As they strive to turn the building into office and retail space, the Federal Reserve Building presents a tricky situation for Bedrock and lead architecture firm/future tenant ROSSETTI. The Fed is really two radically different buildings—the classic, original bank and the modern, Yamasaki-designed annex—smushed together into one complex. Not only are Bedrock and ROSSETTI trying to repurpose some juxtaposing (but equally protected) architecture, they're simultaneously trying to gently cleanse the Fed of security features clumsily added after 9-11. The steel, bulletproof airlock? That can probably go, as can the dozens of ugly cement barriers lining the curb. All of it must be done under the watchful eye of the Detroit Historic District Commission (HDC), which approved the companies' plans to alter the Fed's overgrown plaza on Wednesday.
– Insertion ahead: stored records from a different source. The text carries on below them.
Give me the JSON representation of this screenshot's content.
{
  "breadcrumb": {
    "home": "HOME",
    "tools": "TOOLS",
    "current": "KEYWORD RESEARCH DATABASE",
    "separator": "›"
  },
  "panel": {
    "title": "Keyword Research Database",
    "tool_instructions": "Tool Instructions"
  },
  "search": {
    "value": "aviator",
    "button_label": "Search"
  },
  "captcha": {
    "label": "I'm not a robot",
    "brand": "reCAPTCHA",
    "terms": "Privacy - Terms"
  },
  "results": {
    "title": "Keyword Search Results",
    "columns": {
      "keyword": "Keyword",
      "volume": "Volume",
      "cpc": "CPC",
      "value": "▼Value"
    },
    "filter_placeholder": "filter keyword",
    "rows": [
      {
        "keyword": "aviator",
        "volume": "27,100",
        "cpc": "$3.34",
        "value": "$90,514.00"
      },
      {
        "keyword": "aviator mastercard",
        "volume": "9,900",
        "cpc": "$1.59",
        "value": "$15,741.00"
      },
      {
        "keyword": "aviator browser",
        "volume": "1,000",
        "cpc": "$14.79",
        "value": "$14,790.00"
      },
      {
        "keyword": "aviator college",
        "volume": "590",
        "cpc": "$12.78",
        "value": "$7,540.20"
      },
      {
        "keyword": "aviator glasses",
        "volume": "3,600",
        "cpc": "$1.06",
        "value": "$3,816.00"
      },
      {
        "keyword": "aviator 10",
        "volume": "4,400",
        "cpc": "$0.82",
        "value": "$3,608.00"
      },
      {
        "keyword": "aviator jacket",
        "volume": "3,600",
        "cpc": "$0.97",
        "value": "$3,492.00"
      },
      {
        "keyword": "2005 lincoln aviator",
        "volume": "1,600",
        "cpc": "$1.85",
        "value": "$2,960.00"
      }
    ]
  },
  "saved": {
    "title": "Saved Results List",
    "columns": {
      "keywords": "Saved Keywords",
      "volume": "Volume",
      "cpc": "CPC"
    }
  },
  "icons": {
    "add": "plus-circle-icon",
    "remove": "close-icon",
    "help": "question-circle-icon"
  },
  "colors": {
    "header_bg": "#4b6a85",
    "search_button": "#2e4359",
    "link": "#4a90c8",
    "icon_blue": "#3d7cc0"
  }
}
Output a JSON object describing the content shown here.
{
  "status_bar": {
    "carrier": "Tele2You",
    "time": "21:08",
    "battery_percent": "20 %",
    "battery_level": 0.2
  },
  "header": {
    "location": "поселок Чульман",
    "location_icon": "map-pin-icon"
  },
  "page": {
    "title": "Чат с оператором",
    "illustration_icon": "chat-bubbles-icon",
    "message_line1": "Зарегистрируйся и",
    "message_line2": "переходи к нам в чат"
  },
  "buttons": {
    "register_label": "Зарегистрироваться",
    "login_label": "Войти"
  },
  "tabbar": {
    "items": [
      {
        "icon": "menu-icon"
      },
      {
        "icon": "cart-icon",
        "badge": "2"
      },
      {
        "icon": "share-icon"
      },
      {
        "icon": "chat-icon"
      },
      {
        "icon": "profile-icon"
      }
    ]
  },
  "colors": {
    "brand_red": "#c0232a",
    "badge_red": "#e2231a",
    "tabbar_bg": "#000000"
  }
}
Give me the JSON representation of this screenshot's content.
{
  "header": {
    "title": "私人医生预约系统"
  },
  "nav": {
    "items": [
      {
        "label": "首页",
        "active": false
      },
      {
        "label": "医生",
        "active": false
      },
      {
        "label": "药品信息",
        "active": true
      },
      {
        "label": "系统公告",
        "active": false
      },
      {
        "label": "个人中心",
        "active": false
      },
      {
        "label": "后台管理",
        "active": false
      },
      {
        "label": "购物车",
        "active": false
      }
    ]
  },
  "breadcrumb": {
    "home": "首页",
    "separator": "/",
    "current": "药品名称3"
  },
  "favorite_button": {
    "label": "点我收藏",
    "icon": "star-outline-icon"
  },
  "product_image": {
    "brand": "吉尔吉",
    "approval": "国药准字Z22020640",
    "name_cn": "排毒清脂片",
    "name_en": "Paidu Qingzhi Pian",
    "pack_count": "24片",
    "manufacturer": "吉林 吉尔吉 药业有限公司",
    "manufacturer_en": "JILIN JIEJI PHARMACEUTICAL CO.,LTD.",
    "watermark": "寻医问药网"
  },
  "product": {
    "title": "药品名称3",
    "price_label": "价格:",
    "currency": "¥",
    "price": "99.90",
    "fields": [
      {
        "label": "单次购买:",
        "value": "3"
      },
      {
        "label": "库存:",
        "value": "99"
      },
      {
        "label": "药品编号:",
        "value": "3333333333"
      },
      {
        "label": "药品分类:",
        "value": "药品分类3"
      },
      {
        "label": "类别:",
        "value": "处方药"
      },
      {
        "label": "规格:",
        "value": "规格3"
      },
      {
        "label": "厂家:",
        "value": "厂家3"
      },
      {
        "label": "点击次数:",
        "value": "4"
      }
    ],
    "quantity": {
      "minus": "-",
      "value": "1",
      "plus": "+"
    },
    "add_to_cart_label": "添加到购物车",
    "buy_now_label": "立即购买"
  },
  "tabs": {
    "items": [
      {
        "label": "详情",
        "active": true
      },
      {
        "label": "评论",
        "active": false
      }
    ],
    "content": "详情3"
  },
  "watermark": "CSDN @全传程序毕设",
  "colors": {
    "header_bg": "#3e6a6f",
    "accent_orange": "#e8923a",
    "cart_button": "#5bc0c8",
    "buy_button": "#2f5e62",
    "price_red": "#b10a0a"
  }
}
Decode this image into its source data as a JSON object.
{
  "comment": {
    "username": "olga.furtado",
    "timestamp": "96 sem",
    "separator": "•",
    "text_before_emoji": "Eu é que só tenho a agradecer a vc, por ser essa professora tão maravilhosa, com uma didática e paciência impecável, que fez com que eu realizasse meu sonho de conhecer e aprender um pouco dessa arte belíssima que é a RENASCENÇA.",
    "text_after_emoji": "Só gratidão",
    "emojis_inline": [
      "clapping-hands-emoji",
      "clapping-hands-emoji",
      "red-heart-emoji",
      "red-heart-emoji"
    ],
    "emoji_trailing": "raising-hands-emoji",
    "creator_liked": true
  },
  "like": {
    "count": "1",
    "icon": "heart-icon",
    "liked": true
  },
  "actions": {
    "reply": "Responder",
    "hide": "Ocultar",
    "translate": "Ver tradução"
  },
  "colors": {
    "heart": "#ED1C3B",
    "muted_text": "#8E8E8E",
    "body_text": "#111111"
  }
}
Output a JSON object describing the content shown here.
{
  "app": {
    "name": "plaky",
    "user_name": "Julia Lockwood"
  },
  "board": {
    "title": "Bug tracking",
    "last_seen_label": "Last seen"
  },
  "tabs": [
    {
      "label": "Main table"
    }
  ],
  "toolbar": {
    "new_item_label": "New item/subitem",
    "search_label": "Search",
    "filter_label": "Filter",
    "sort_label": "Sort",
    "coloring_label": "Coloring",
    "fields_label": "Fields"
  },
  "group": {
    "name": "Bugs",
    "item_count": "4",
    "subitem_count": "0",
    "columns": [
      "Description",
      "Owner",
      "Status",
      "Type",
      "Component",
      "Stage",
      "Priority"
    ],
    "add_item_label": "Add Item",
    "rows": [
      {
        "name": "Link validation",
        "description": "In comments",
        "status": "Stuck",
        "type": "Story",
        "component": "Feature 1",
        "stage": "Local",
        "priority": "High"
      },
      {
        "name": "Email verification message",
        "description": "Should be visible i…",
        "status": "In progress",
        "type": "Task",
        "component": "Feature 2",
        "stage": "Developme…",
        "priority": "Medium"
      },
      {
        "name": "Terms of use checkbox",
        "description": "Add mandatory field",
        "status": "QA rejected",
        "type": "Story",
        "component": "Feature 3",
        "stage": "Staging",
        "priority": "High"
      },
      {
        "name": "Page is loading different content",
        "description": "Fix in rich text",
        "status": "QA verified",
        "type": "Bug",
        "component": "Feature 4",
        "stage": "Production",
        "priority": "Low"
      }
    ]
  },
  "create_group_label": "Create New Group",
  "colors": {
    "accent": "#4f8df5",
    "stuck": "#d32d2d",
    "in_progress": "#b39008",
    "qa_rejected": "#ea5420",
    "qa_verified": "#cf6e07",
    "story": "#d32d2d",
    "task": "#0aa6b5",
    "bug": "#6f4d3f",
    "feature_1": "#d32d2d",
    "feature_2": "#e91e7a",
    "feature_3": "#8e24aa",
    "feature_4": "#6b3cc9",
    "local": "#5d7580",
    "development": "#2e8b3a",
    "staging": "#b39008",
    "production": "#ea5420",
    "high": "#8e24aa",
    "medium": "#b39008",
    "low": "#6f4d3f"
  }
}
Let's see what they have in store.
If you're not familiar, Minoru Yamasaki is celebrated architect whose work can be found throughout the Detroit area (he also designed the World Trade Center). He designed the Fed's annex, including its front plaza. Largely covered in planters meant to hold lush gardens, the plaza was intended to "Provide a green space of tranquility and serenity in this otherwise very busy part of the city." Those are the words of Henry Guthard, a former Yamasaki colleague who Bedrock consulted for advice on how to best deal with Yamasaki's design (Yamasaki died in 1986).
Bedrock wants to completely remove a portion of the planters to open up the plaza space to outdoor seating (perhaps enough to hint at a restaurant) while giving passerby greater access to the building's entrances. While the HDC was okay with removing some garden space, they and Guthard both took issue with a massive skylight ROSSETTI planned on installing within one of the planters. That skylight would shine down into the building's basement—ROSSETTI's future office space—which is otherwise devoid of natural light. They promised to make the skylight level with the dirt and concealed by surrounding plants. We (sloppily) detailed the modifications in the pics.
Interestingly, the skylight was eventually approved despite Guthard disagreeing that it's what Yamasaki, his former friend and colleague, would've wanted.
"It could be made flush so you wouldn't see see it," he said slowly. "But you wouldn't see the flowers or the plants, as they would not be there."